India may be ranked fourth in rubber production but efforts at improving quality and variety of rubber products are lacking, according to Union Minister for Commerce and Industry Anand Sharma.

He said this while laying the foundation stone for a rubber park in Pathanamthitta district on Saturday.

JV PARTNERS

Kerala Industrial Infrastructure Development Corporation (Kinfra) and the Rubber Board are jointly setting up the park. The same partners already run a rubber park at Irapuram in Ernakulam district.

The total project cost for the new park will be Rs 36.70 crore of which Rs 16.70 crore has been sanctioned as grant by the Centre. The first instalment of Rs 5.5 crore has already been received.

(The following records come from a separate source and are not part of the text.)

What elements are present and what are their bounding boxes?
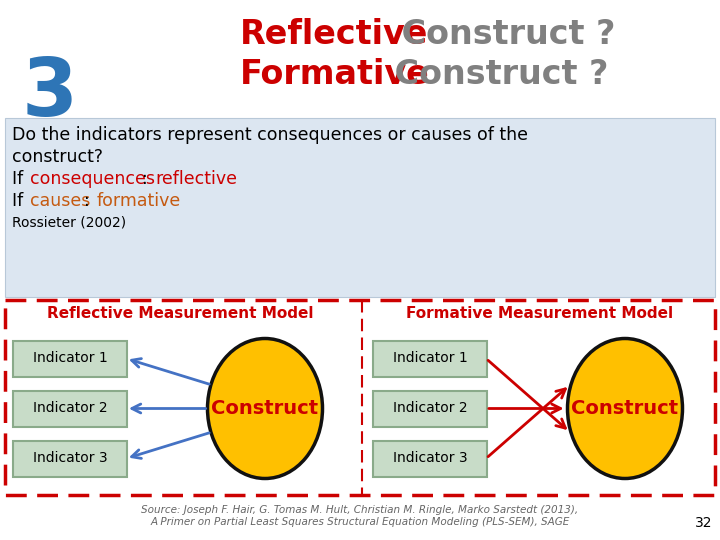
FancyBboxPatch shape xyxy=(373,390,487,427)
Text: Source: Joseph F. Hair, G. Tomas M. Hult, Christian M. Ringle, Marko Sarstedt (2: Source: Joseph F. Hair, G. Tomas M. Hult… xyxy=(141,505,579,526)
FancyBboxPatch shape xyxy=(373,341,487,376)
Text: 32: 32 xyxy=(695,516,712,530)
Text: Indicator 2: Indicator 2 xyxy=(32,402,107,415)
Ellipse shape xyxy=(567,339,683,478)
Text: Formative: Formative xyxy=(240,58,430,91)
FancyBboxPatch shape xyxy=(5,118,715,297)
Text: Do the indicators represent consequences or causes of the: Do the indicators represent consequences… xyxy=(12,126,528,144)
Text: Indicator 2: Indicator 2 xyxy=(392,402,467,415)
Text: If: If xyxy=(12,192,29,210)
FancyBboxPatch shape xyxy=(373,441,487,476)
FancyBboxPatch shape xyxy=(13,441,127,476)
Text: Reflective Measurement Model: Reflective Measurement Model xyxy=(47,306,313,321)
FancyBboxPatch shape xyxy=(5,300,715,495)
Text: Construct ?: Construct ? xyxy=(383,58,608,91)
Ellipse shape xyxy=(207,339,323,478)
Text: formative: formative xyxy=(97,192,181,210)
Text: causes: causes xyxy=(30,192,91,210)
Text: Reflective: Reflective xyxy=(240,18,428,51)
Text: Construct ?: Construct ? xyxy=(390,18,616,51)
Text: reflective: reflective xyxy=(155,170,237,188)
FancyBboxPatch shape xyxy=(13,390,127,427)
Text: construct?: construct? xyxy=(12,148,103,166)
Text: :: : xyxy=(84,192,95,210)
Text: If: If xyxy=(12,170,29,188)
Text: Indicator 3: Indicator 3 xyxy=(32,451,107,465)
Text: Construct: Construct xyxy=(572,399,678,418)
Text: :: : xyxy=(142,170,153,188)
Text: Rossieter (2002): Rossieter (2002) xyxy=(12,216,126,230)
Text: 3: 3 xyxy=(22,55,78,133)
Text: Indicator 1: Indicator 1 xyxy=(392,352,467,366)
Text: Construct: Construct xyxy=(212,399,318,418)
Text: Formative Measurement Model: Formative Measurement Model xyxy=(406,306,674,321)
Text: Indicator 1: Indicator 1 xyxy=(32,352,107,366)
Text: Indicator 3: Indicator 3 xyxy=(392,451,467,465)
FancyBboxPatch shape xyxy=(13,341,127,376)
Text: consequences: consequences xyxy=(30,170,155,188)
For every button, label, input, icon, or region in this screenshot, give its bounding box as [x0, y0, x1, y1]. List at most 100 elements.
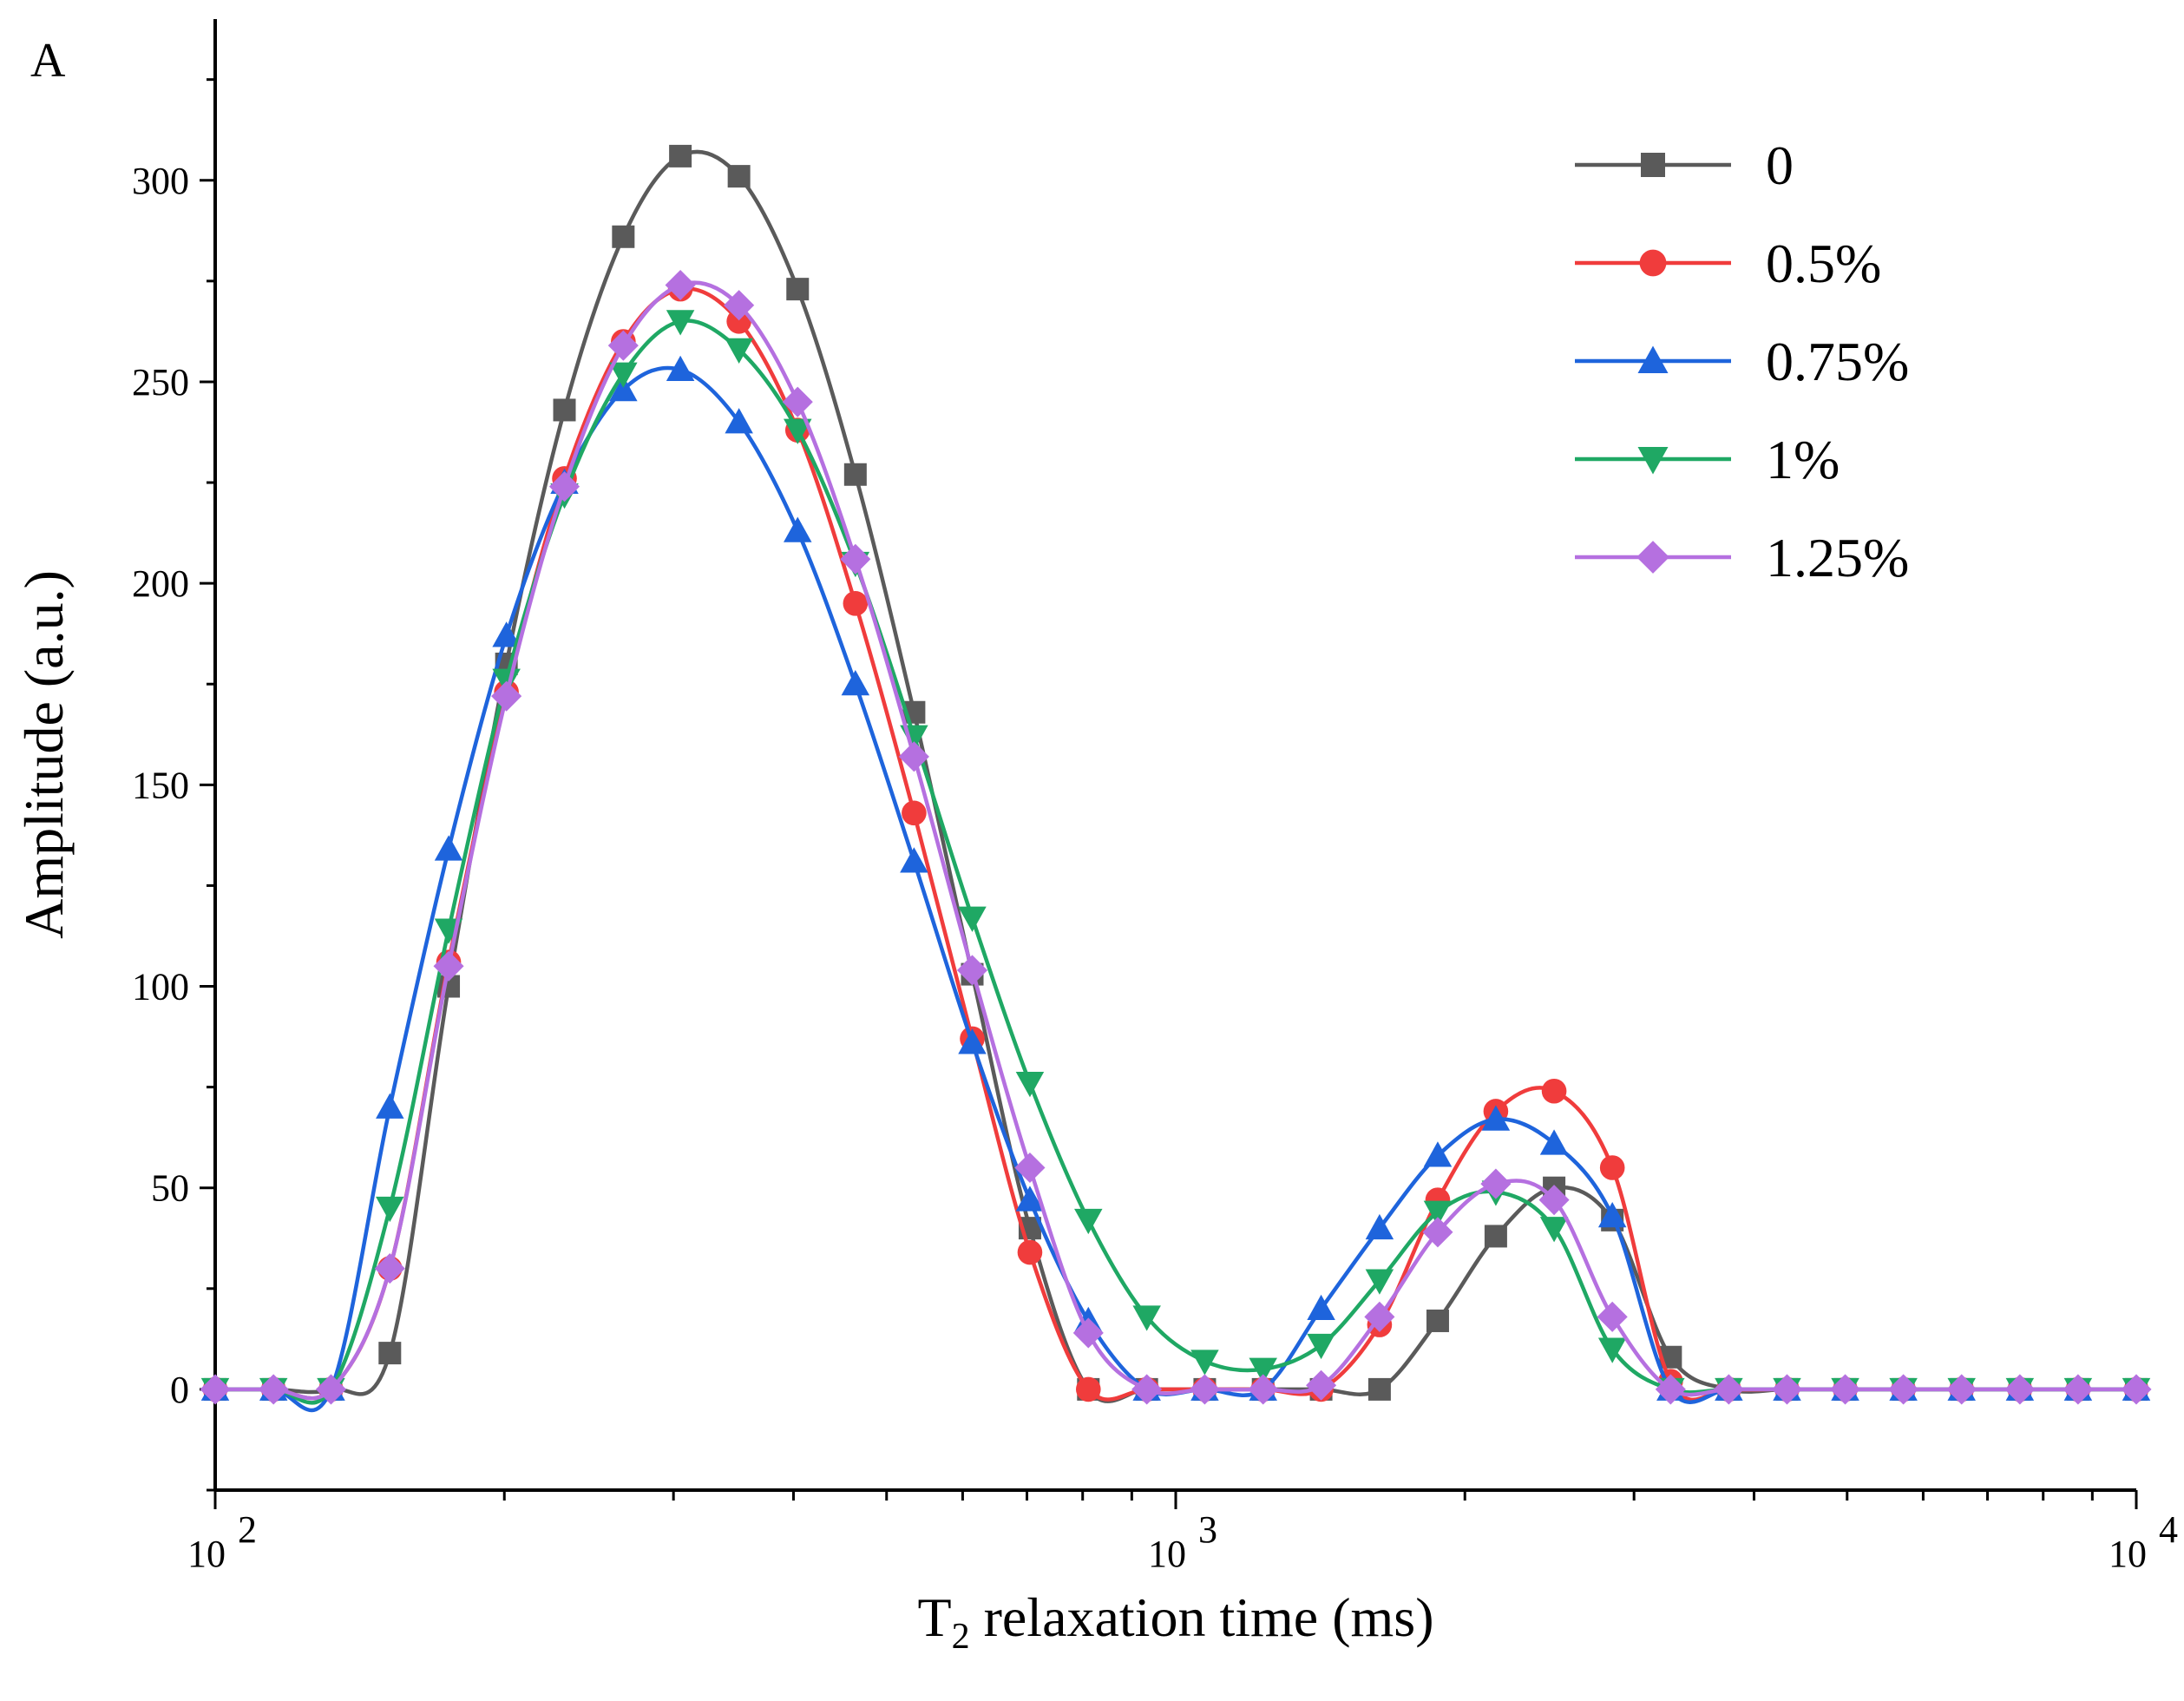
- data-point: [1132, 1305, 1161, 1331]
- data-point: [1014, 1152, 1046, 1184]
- legend-marker: [1637, 345, 1669, 373]
- data-point: [1888, 1374, 1919, 1405]
- data-point: [1190, 1350, 1219, 1376]
- data-point: [376, 1196, 404, 1223]
- legend: 0 0.5% 0.75% 1% 1.25%: [1575, 135, 1909, 588]
- legend-marker: [1639, 249, 1667, 277]
- data-point: [491, 680, 522, 712]
- y-tick-label: 300: [132, 160, 189, 202]
- x-axis-title-main: T: [917, 1586, 951, 1648]
- data-point: [958, 1028, 987, 1054]
- data-point: [665, 269, 696, 301]
- x-axis-title-rest: relaxation time (ms): [970, 1586, 1434, 1648]
- axes-layer: [200, 19, 2138, 1509]
- y-tick-label: 150: [132, 764, 189, 806]
- x-axis-title: T2 relaxation time (ms): [917, 1586, 1433, 1657]
- x-tick-label: 10 3: [1148, 1508, 1217, 1575]
- data-point: [258, 1374, 289, 1405]
- data-point: [1597, 1301, 1628, 1332]
- data-point: [200, 1374, 231, 1405]
- x-tick-label: 10 4: [2109, 1508, 2178, 1575]
- data-point: [609, 375, 638, 402]
- series-0_75pct: [200, 355, 2151, 1413]
- data-point: [1539, 1217, 1569, 1243]
- data-point: [898, 741, 929, 772]
- data-point: [612, 225, 635, 248]
- data-point: [1306, 1369, 1337, 1401]
- data-point: [1597, 1337, 1627, 1363]
- data-point: [1249, 1357, 1277, 1383]
- data-point: [1713, 1374, 1744, 1405]
- data-point: [956, 955, 988, 986]
- data-point: [1541, 1078, 1567, 1104]
- data-point: [725, 408, 753, 434]
- legend-label: 1%: [1766, 429, 1840, 490]
- data-point: [1015, 1071, 1045, 1098]
- data-point: [1484, 1225, 1507, 1248]
- data-point: [1364, 1301, 1395, 1332]
- x-tick-label-base: 10: [2109, 1533, 2147, 1575]
- data-point: [666, 355, 695, 382]
- data-point: [609, 362, 638, 388]
- panel-label: A: [30, 34, 66, 88]
- legend-entry: 0.75%: [1575, 331, 1909, 392]
- x-tick-label-exponent: 4: [2159, 1508, 2178, 1551]
- legend-entry: 0.5%: [1575, 233, 1881, 294]
- series-1_25pct: [200, 269, 2152, 1405]
- data-point: [843, 591, 869, 616]
- data-point: [1655, 1374, 1686, 1405]
- data-point: [374, 1253, 405, 1284]
- data-point: [725, 338, 753, 364]
- data-point: [1075, 1376, 1101, 1402]
- series-line: [215, 365, 2136, 1413]
- data-point: [1015, 1185, 1045, 1212]
- data-point: [900, 847, 928, 873]
- data-point: [607, 330, 639, 361]
- data-point: [434, 835, 463, 861]
- data-point: [1597, 1201, 1627, 1228]
- x-tick-label-base: 10: [1148, 1533, 1186, 1575]
- y-tick-label: 100: [132, 966, 189, 1008]
- x-tick-label-base: 10: [187, 1533, 226, 1575]
- data-point: [492, 621, 521, 647]
- data-point: [1017, 1239, 1043, 1265]
- data-point: [1426, 1309, 1449, 1332]
- legend-marker: [1641, 153, 1665, 177]
- data-point: [786, 278, 810, 301]
- data-point: [1423, 1141, 1453, 1167]
- data-point: [782, 386, 813, 417]
- data-point: [1365, 1269, 1394, 1295]
- data-point: [726, 308, 751, 334]
- legend-entry: 1.25%: [1575, 527, 1909, 588]
- data-point: [1481, 1105, 1511, 1131]
- data-point: [843, 463, 867, 486]
- data-point: [784, 516, 812, 542]
- data-point: [840, 543, 871, 575]
- legend-label: 0.75%: [1766, 331, 1909, 392]
- legend-marker: [1636, 541, 1669, 574]
- data-point: [1599, 1155, 1625, 1180]
- data-point: [1539, 1129, 1569, 1155]
- labels-layer: 0 50 100 150 200 250 300 10 2 10 3 10 4 A Amplitude (a…: [13, 34, 2178, 1657]
- y-tick-label: 50: [151, 1167, 189, 1210]
- legend-entry: 0: [1575, 135, 1794, 196]
- data-point: [378, 1342, 402, 1365]
- series-layer: [200, 144, 2152, 1413]
- data-point: [1189, 1374, 1220, 1405]
- data-point: [2004, 1374, 2036, 1405]
- data-point: [315, 1374, 347, 1405]
- data-point: [553, 398, 576, 422]
- data-point: [1538, 1185, 1570, 1216]
- x-tick-label-exponent: 3: [1198, 1508, 1217, 1551]
- data-point: [1480, 1168, 1512, 1199]
- data-point: [902, 800, 927, 826]
- series-1pct: [200, 310, 2151, 1405]
- legend-label: 1.25%: [1766, 527, 1909, 588]
- y-axis-title: Amplitude (a.u.): [13, 570, 75, 939]
- y-tick-label: 0: [170, 1369, 189, 1411]
- data-point: [1422, 1217, 1453, 1248]
- y-tick-label: 250: [132, 361, 189, 404]
- data-point: [1365, 1213, 1394, 1240]
- x-tick-label-exponent: 2: [238, 1508, 257, 1551]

An official spokesman said that the new park is aimed at the development of rubber-based industries with specific thrust on technology-oriented and value-added non-tyre products meant for exports.

The park envisages fully developed roads; compound walls; 24-hour security; water supply; effluent treatment plant; dedicated power supply; testing and quality control lab, among others.

INVESTMENT SIZE

There will be about 30 industrial plots of various sizes. About 2,000 people are expected to get direct employment. Investments of at least Rs 500 crore are expected to be committed here.

“The park should aim to achieve no less,” the Union Minister Sharma said, citing the need for ensuring quality and variety of products.

The country is not properly exploiting the use of rubber in the healthcare sector, for instance. Over 80 per cent of the rubber-based requirement of the healthcare sector was being imported. This should change.

It may be the country’s largest producer of rubber, but Kerala has largely remained just that, Sharma said. The industrial scope for this valuable raw material has hardly been explored.

“An integrated chain has been created in the country so that high-end manufacturing could take place in the rubber sector with the use of technology,” he said.

NEW TECHNOLOGIES

New technologies ensuring better returns to farmers need to be adopted. Sharma said that the State had the potential for manufacturing clusters which alone would create employment.

“We have to ensure that rubber production grows. In Kerala, not much area is available for expansion of plantations. But there are other areas in the country with the potential,” Sharma said.

Meanwhile, Chief Minister Oommen Chandy inaugurated the Kinfra Industrial Park in the neighbourhood.

The foundation stone for this park and a standard design factory was laid in August 2010 with an estimated project cost of 12 crore.

Work on development of the park is in finishing stage. Construction of the standard design factory with an area of 60,000 sq ft has been completed, the spokesman said.